The author's cheap indecision did cost fans of this site a chance to see
the Big Apple costume contest. Since it's on a Monday holiday weekend, the
contest is on a Sunday, and the author didn't get a chance to take Sunday
off from the job that pays the travel bills. Usually, anime conventions have
their costume contests on Saturday nights. So, you'll have to do without
costume contest pictures on this site for once.
And the author's late airline ticket purchase cost him some extra time at
the security checkpoint. It's no secret that last-minute ticket buyers get
extra attention, based on the assumption that someone with bad intentions
is going to wait until late to book a flight. So the author got to sit at
the checkpoint, shoes off, watching two Transportation Security Agency workers
sort through his stuff, trying to make sense of the batteries, lenses and
memory cards in the bag.
Considering what had happened in New York two years earlier, the added security
doesn't come as a surprise - and it gets tighter every time. As the author
waited for his flight, an airport police officer and a substance-sniffing
dog strolled down the concourse. Fortunately, the dog only paused at the
author's bags before heading in another direction.
Recall the author's childish, arrogant brags about being able to check weather
radar through wireless internet cell phone access on an airliner?

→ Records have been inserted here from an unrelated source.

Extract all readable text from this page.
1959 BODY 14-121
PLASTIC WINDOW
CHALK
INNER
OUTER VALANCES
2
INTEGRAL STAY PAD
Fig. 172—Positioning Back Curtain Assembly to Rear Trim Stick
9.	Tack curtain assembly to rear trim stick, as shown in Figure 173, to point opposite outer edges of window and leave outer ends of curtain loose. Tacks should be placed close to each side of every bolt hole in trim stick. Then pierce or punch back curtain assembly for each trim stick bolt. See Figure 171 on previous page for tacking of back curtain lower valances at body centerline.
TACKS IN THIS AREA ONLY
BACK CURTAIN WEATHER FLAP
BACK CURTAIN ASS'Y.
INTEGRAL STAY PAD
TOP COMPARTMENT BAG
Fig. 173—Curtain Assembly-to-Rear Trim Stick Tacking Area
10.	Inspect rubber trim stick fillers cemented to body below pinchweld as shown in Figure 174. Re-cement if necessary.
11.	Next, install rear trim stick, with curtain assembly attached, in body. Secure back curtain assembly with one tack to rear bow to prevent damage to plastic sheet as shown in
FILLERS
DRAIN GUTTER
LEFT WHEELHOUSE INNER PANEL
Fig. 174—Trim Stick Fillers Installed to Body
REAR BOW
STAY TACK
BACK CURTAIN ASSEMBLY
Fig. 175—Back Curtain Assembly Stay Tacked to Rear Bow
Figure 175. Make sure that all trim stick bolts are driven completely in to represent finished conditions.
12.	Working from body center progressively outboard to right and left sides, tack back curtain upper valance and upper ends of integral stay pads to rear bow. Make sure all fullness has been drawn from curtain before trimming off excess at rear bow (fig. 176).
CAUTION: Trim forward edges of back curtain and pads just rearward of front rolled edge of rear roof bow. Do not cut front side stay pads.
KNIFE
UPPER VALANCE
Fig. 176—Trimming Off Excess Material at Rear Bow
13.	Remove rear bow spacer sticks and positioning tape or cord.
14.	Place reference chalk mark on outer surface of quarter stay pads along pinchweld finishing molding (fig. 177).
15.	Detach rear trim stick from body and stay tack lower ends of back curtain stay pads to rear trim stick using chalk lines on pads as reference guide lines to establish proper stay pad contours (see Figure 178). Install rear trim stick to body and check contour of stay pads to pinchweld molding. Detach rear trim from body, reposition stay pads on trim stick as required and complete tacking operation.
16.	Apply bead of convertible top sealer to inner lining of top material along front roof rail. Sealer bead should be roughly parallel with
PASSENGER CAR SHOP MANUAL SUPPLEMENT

That arrogance
evaporated in midtown Manhattan when the author got lost when trying to walk
back to his hotel, two blocks away from the Marriott. All of the overconfidence
plummeted when the author realized that his vaunted dead reckoning sense
was worthless when night fell in New York.

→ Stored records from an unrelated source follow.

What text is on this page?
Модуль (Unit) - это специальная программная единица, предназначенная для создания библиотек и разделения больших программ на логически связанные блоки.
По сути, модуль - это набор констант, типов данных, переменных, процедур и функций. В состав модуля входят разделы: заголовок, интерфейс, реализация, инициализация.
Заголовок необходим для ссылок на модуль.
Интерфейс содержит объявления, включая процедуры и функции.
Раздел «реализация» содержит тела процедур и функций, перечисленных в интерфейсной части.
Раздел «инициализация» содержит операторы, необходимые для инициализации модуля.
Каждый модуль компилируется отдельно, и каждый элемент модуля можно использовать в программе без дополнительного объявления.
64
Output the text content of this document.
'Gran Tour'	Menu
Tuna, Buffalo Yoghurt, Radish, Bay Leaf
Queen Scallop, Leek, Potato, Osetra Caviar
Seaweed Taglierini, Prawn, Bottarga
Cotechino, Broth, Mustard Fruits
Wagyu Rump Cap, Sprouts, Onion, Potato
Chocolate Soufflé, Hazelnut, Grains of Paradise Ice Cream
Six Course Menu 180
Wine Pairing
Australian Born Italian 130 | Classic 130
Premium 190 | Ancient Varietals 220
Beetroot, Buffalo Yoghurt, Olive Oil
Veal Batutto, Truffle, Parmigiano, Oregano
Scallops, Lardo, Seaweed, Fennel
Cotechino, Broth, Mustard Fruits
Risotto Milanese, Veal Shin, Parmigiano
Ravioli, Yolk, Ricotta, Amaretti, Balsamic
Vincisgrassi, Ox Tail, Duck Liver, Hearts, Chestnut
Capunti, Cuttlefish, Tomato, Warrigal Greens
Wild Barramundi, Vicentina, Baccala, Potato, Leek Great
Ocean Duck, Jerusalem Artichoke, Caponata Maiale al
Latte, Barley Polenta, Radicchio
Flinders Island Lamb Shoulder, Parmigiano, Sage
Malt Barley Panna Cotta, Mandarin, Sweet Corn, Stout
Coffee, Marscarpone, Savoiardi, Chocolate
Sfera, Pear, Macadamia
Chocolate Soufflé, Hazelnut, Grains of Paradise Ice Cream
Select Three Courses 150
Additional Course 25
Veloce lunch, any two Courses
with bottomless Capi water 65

Fortunately, the author regained his bearings and found the Super 8, which
hadn't moved an inch since he had last been there, seven hours earlier. What
followed nearly got the author confused again: riding down Sixth Avenue were
thousands of bicyclists, shouting at motorized traffic as if they were protesting
against the tyranny of cars in Manhattan. Makes sense for a moment - Manhattan
Island remains one of the nation's worst places to drive - but a car ban would
make it hard for the author to get to anime conventions.

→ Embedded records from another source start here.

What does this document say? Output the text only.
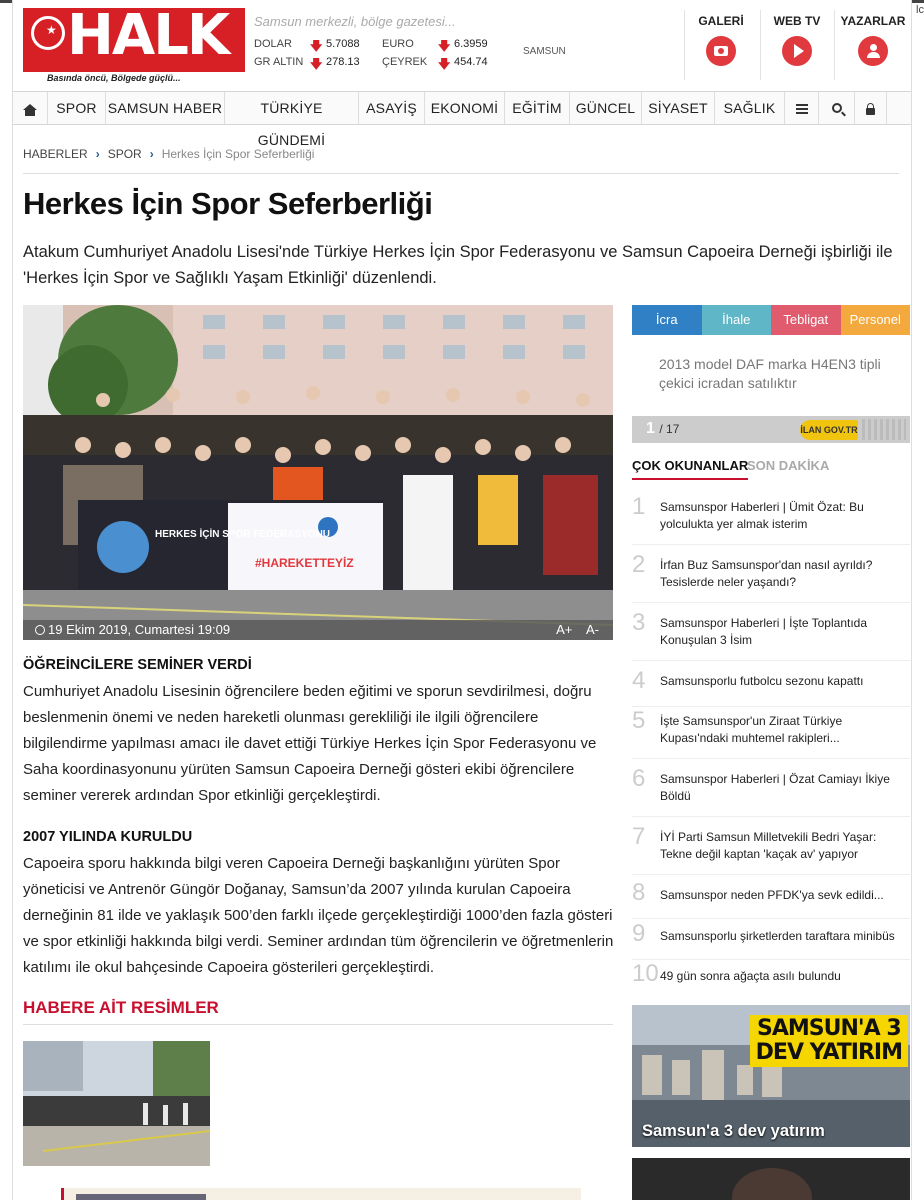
lc
★
HALK
Basında öncü, Bölgede güçlü...
Samsun merkezli, bölge gazetesi...
DOLAR 🡇 5.7088 EURO 🡇 6.3959
GR ALTIN 🡇 278.13 ÇEYREK 🡇 454.74
SAMSUN
GALERİ	WEB TV	YAZARLAR
SPOR SAMSUN HABER	TÜRKİYE GÜNDEMİ
ASAYİŞ EKONOMİ	EĞİTİM	GÜNCEL SİYASET	SAĞLIK
HABERLER › SPOR › Herkes İçin Spor Seferberliği
Herkes İçin Spor Seferberliği
Atakum Cumhuriyet Anadolu Lisesi'nde Türkiye Herkes İçin Spor Federasyonu ve Samsun Capoeira Derneği işbirliği ile 'Herkes İçin Spor ve Sağlıklı Yaşam Etkinliği' düzenlendi.
HERKES İÇİN SPOR FEDERASYONU
#HAREKETTEYİZ
19 Ekim 2019, Cumartesi 19:09	A+ A-
ÖĞREİNCİLERE SEMİNER VERDİ
Cumhuriyet Anadolu Lisesinin öğrencilere beden eğitimi ve sporun sevdirilmesi, doğru beslenmenin önemi ve neden hareketli olunması gerekliliği ile ilgili öğrencilere bilgilendirme yapılması amacı ile davet ettiği Türkiye Herkes İçin Spor Federasyonu ve Saha koordinasyonunu yürüten Samsun Capoeira Derneği gösteri ekibi öğrencilere seminer vererek ardından Spor etkinliği gerçekleştirdi.
2007 YILINDA KURULDU
Capoeira sporu hakkında bilgi veren Capoeira Derneği başkanlığını yürüten Spor yöneticisi ve Antrenör Güngör Doğanay, Samsun’da 2007 yılında kurulan Capoeira derneğinin 81 ilde ve yaklaşık 500’den farklı ilçede gerçekleştirdiği 1000’den fazla gösteri ve spor etkinliği hakkında bilgi verdi. Seminer ardından tüm öğrencilerin ve öğretmenlerin katılımı ile okul bahçesinde Capoeira gösterileri gerçekleştirdi.
HABERE AİT RESİMLER
İcra	İhale	Tebligat	Personel
2013 model DAF marka H4EN3 tipli çekici icradan satılıktır
1 / 17	İLAN GOV.TR
ÇOK OKUNANLAR
SON DAKİKA
1 Samsunspor Haberleri | Ümit Özat: Bu yolculukta yer almak isterim
2 İrfan Buz Samsunspor'dan nasıl ayrıldı? Tesislerde neler yaşandı?
3 Samsunspor Haberleri | İşte Toplantıda Konuşulan 3 İsim
4 Samsunsporlu futbolcu sezonu kapattı
5 İşte Samsunspor'un Ziraat Türkiye Kupası'ndaki muhtemel rakipleri...
6 Samsunspor Haberleri | Özat Camiayı İkiye Böldü
7 İYİ Parti Samsun Milletvekili Bedri Yaşar: Tekne değil kaptan 'kaçak av' yapıyor
8 Samsunspor neden PFDK'ya sevk edildi...
9 Samsunsporlu şirketlerden taraftara minibüs
10 49 gün sonra ağaçta asılı bulundu
SAMSUN'A 3
DEV YATIRIM
Samsun'a 3 dev yatırım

One week earlier, the author splurged on a excellent seafood buffet in Cedar
Rapids. So what does he eat in one of the world's great culinary centers?
He heads to the Burger King next door to the Super 8.
Making up for that decision, on Saturday night the author found a seafood
buffet at the Marriott and filled a plate with beef, chicken and fish. That
buffet cost only five dollars more than the previous weekend's Iowa meal,
and a friend said "That's reasonable for New York."
At least the TV was free in the author's Super 8 room, where the author glanced at a Yankees-Red Sox game in which Aaron Boone
drove in three runs for New York. A month earlier, when the author drove
to Cincinnati for Ikasucon, Boone was playing for the Reds.
This convention came as people gathered to commemorate one of the great moments
of the 20th century, the 1963 March on Washington, highlighted by Martin
Luther King's "I have a dream" speech. That march wasn't the ultimate moment
in the postwar civil rights story, but it's come to symbolize a huge change
in American culture. The march, the civil rights act that Congress passed
the following year, and a thousand more reforms large and small changed the
U.S. for the better. The sacrifices of the grand people of that era - Bayard
Rustin, Medgar Evers, Fannie Lou Hamer and countless others - created a society
that made the growth of anime conventions possible.
There would have been no way for conventions to grow in the Jim Crow era.
Attitudes hadn't developed that would have let Americans celebrate Japanese
popular culture. As the repressive attitudes declined, a new generation was
raised that was ready for Japanese animation, right as Japan was producing
some compelling, challenging films. The people born at the time of the March
on Washington came of age at the same time that Star Blazers and Robotech first reached American TV, a conjunction that led to the rise of fandom and the remarkable 50 U.S. anime conventions in 2003.